C’est le jeudi 2 juin que Mlle de Lespinasse reçut le funeste message[2]. « J’aurais été trop fortunée, s’écriera-t-elle à ce souvenir[3], que le terme de ma vie eût été le mercredi 1er juin ! » Le premier cri qui lui échappe est qu’elle a tué l’homme qui l’aimait, qu’elle a, comme elle le dit, « prononcé son arrêt. » Rien ne pourra jamais délivrer entièrement son âme de cette effroyable impression[4]. Au déchirement de la douleur se joint la brûlure du remords. Elle ne se repent pas seulement de s’être montrée infidèle ; cette faute, du moins Mora ne l’a-t-il pas connue : « Mon Dieu, combien je suis tombée ! Combien je suis déchue ! Mais il l’a ignoré… » Ce qui l’accable plus encore, c’est le regret d’avoir, par la froideur inconsciente de ses lettres, ébranlé la sécurité, la confiance de ce cœur fidèle : « Quelle affreuse pensée ! J’ai troublé ses derniers jours ! En craignant d’avoir à se plaindre de moi, il exposait sa vie pour moi ; et son dernier mouvement a été une action de tendresse et de passion[5]. » Auprès du désespoir que lui cause cette idée, tout ce qu’elle a souffert depuis sa plus tendre jeunesse lui semble aujourd’hui négligeable : « Un moment a anéanti trente-sept ans de malheur[6] ! » Sa tête s’égare : pour échapper à l’intolérable supplice, elle voit une seule issue, la mort, et sa résolution est prise. Que réellement elle ait voulu s’empoisonner, la chose est hors de doute. Vingt passages en font foi dans sa correspondance avec Guibert, témoin du fait et acteur dans le drame. Mais y eut-il, comme il paraît probable, un commencement d’exécution, et les soins de Guibert la rappelèrent-ils, malgré elle, à la vie ? Ou bien arriva-t-il chez elle à l’heure précise où elle allait boire le poison, et juste à temps

  1. Renseignemens communiqués par M. le marquis d’Alcedo.

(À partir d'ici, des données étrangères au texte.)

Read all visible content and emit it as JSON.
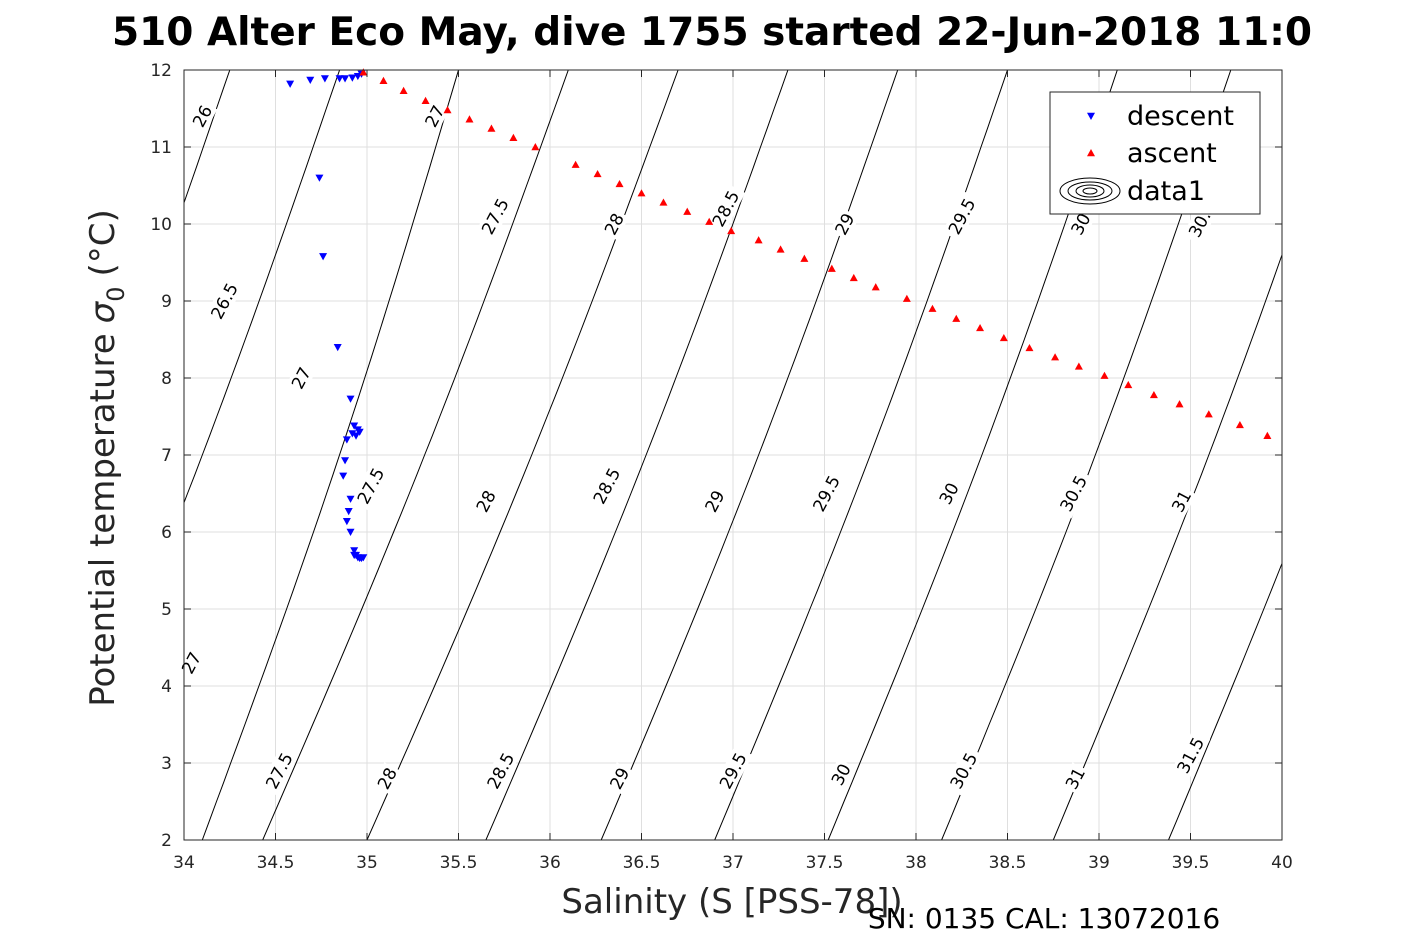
{
  "chart_data": {
    "type": "scatter",
    "title": "510 Alter Eco May, dive 1755 started 22-Jun-2018 11:0",
    "xlabel": "Salinity (S [PSS-78])",
    "ylabel": "Potential temperature σ 0 (°C)",
    "ylabel_main": "Potential temperature",
    "ylabel_symbol": "σ",
    "ylabel_sub": "0",
    "ylabel_unit": "(°C)",
    "xlim": [
      34,
      40
    ],
    "ylim": [
      2,
      12
    ],
    "grid": true,
    "legend_position": "top-right",
    "xticks": [
      "34",
      "34.5",
      "35",
      "35.5",
      "36",
      "36.5",
      "37",
      "37.5",
      "38",
      "38.5",
      "39",
      "39.5",
      "40"
    ],
    "yticks": [
      "2",
      "3",
      "4",
      "5",
      "6",
      "7",
      "8",
      "9",
      "10",
      "11",
      "12"
    ],
    "series": [
      {
        "name": "descent",
        "marker": "triangle-down",
        "color": "#0000ff",
        "x": [
          34.58,
          34.69,
          34.77,
          34.85,
          34.88,
          34.92,
          34.95,
          34.97,
          34.74,
          34.76,
          34.84,
          34.91,
          34.93,
          34.95,
          34.92,
          34.89,
          34.94,
          34.96,
          34.88,
          34.87,
          34.91,
          34.9,
          34.89,
          34.91,
          34.93,
          34.94,
          34.95,
          34.96,
          34.97,
          34.98,
          34.93
        ],
        "y": [
          11.82,
          11.87,
          11.89,
          11.89,
          11.89,
          11.9,
          11.92,
          11.95,
          10.6,
          9.58,
          8.4,
          7.73,
          7.38,
          7.33,
          7.28,
          7.2,
          7.25,
          7.3,
          6.93,
          6.73,
          6.43,
          6.27,
          6.14,
          6.0,
          5.76,
          5.7,
          5.67,
          5.66,
          5.66,
          5.67,
          5.7
        ]
      },
      {
        "name": "ascent",
        "marker": "triangle-up",
        "color": "#ff0000",
        "x": [
          34.98,
          35.09,
          35.2,
          35.32,
          35.44,
          35.56,
          35.68,
          35.8,
          35.92,
          36.14,
          36.26,
          36.38,
          36.5,
          36.62,
          36.75,
          36.87,
          36.99,
          37.14,
          37.26,
          37.39,
          37.54,
          37.66,
          37.78,
          37.95,
          38.09,
          38.22,
          38.35,
          38.48,
          38.62,
          38.76,
          38.89,
          39.03,
          39.16,
          39.3,
          39.44,
          39.6,
          39.77,
          39.92
        ],
        "y": [
          11.97,
          11.86,
          11.73,
          11.6,
          11.48,
          11.36,
          11.24,
          11.12,
          11.0,
          10.77,
          10.65,
          10.52,
          10.4,
          10.28,
          10.16,
          10.03,
          9.91,
          9.79,
          9.67,
          9.55,
          9.42,
          9.3,
          9.18,
          9.03,
          8.9,
          8.77,
          8.65,
          8.52,
          8.39,
          8.27,
          8.15,
          8.03,
          7.91,
          7.78,
          7.66,
          7.53,
          7.39,
          7.25
        ]
      },
      {
        "name": "data1",
        "marker": "contour",
        "color": "#000000"
      }
    ],
    "contours": {
      "color": "#000000",
      "levels": [
        {
          "level": 26,
          "label": "26",
          "x_at_T12": 34.25,
          "x_at_T2": null
        },
        {
          "level": 26.5,
          "label": "26.5",
          "x_at_T12": 34.85,
          "x_at_T2": null
        },
        {
          "level": 27,
          "label": "27",
          "x_at_T12": 35.5,
          "x_at_T2": 34.1
        },
        {
          "level": 27.5,
          "label": "27.5",
          "x_at_T12": 36.1,
          "x_at_T2": 34.43
        },
        {
          "level": 28,
          "label": "28",
          "x_at_T12": 36.7,
          "x_at_T2": 35.0
        },
        {
          "level": 28.5,
          "label": "28.5",
          "x_at_T12": 37.3,
          "x_at_T2": 35.65
        },
        {
          "level": 29,
          "label": "29",
          "x_at_T12": 37.9,
          "x_at_T2": 36.28
        },
        {
          "level": 29.5,
          "label": "29.5",
          "x_at_T12": 38.5,
          "x_at_T2": 36.9
        },
        {
          "level": 30,
          "label": "30",
          "x_at_T12": 39.1,
          "x_at_T2": 37.52
        },
        {
          "level": 30.5,
          "label": "30.5",
          "x_at_T12": 39.72,
          "x_at_T2": 38.14
        },
        {
          "level": 31,
          "label": "31",
          "x_at_T12": null,
          "x_at_T2": 38.75
        },
        {
          "level": 31.5,
          "label": "31.5",
          "x_at_T12": null,
          "x_at_T2": 39.38
        }
      ],
      "labels": [
        {
          "text": "26",
          "x": 34.1,
          "y": 11.4
        },
        {
          "text": "26.5",
          "x": 34.22,
          "y": 9.0
        },
        {
          "text": "27",
          "x": 34.64,
          "y": 8.0
        },
        {
          "text": "27",
          "x": 35.37,
          "y": 11.4
        },
        {
          "text": "27",
          "x": 34.04,
          "y": 4.3
        },
        {
          "text": "27.5",
          "x": 35.7,
          "y": 10.1
        },
        {
          "text": "27.5",
          "x": 35.02,
          "y": 6.6
        },
        {
          "text": "27.5",
          "x": 34.52,
          "y": 2.9
        },
        {
          "text": "28",
          "x": 36.35,
          "y": 10.0
        },
        {
          "text": "28",
          "x": 35.65,
          "y": 6.4
        },
        {
          "text": "28",
          "x": 35.11,
          "y": 2.8
        },
        {
          "text": "28.5",
          "x": 36.96,
          "y": 10.2
        },
        {
          "text": "28.5",
          "x": 36.31,
          "y": 6.6
        },
        {
          "text": "28.5",
          "x": 35.73,
          "y": 2.9
        },
        {
          "text": "29",
          "x": 37.61,
          "y": 10.0
        },
        {
          "text": "29",
          "x": 36.9,
          "y": 6.4
        },
        {
          "text": "29",
          "x": 36.38,
          "y": 2.8
        },
        {
          "text": "29.5",
          "x": 38.25,
          "y": 10.1
        },
        {
          "text": "29.5",
          "x": 37.51,
          "y": 6.5
        },
        {
          "text": "29.5",
          "x": 37.0,
          "y": 2.9
        },
        {
          "text": "30",
          "x": 38.9,
          "y": 10.0
        },
        {
          "text": "30",
          "x": 38.18,
          "y": 6.5
        },
        {
          "text": "30",
          "x": 37.59,
          "y": 2.85
        },
        {
          "text": "30.",
          "x": 39.55,
          "y": 10.0
        },
        {
          "text": "30.5",
          "x": 38.86,
          "y": 6.5
        },
        {
          "text": "30.5",
          "x": 38.26,
          "y": 2.9
        },
        {
          "text": "31",
          "x": 39.45,
          "y": 6.4
        },
        {
          "text": "31",
          "x": 38.87,
          "y": 2.8
        },
        {
          "text": "31.5",
          "x": 39.5,
          "y": 3.1
        }
      ]
    }
  },
  "footer": {
    "text": "SN: 0135  CAL: 13072016"
  }
}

  2. Lettre du 26 octobre 1775. — Archives du comte de Villeneuve-Guibert.
  3. Lettre du 8 octobre 1774. — Édition Asse.
  4. « Pourquoi aggraver vos maux, lui remontrait vainement Guibert, en vous imaginant que vous avez pu contribuer à sa mort ? Il la portait dans son sein depuis deux ans, et y avait échappé deux fois en Espagne ; il était parti mourant. Le consul à Bordeaux m’a dit que le médecin avait prononcé que partout il serait mort de même. Votre malheur est assez grand pour ne pas supposer des circonstances qui l’augmentent. » (Lettre du 8 octobre 1774. — Archives du comte de Villeneuve-Guibert.)
  5. Lettres des 25 août et 15 septembre 1774. — Édition Asse.
  6. Billet écrit à Suard le jour de la mort de Mora. — Archives du château de Talcy.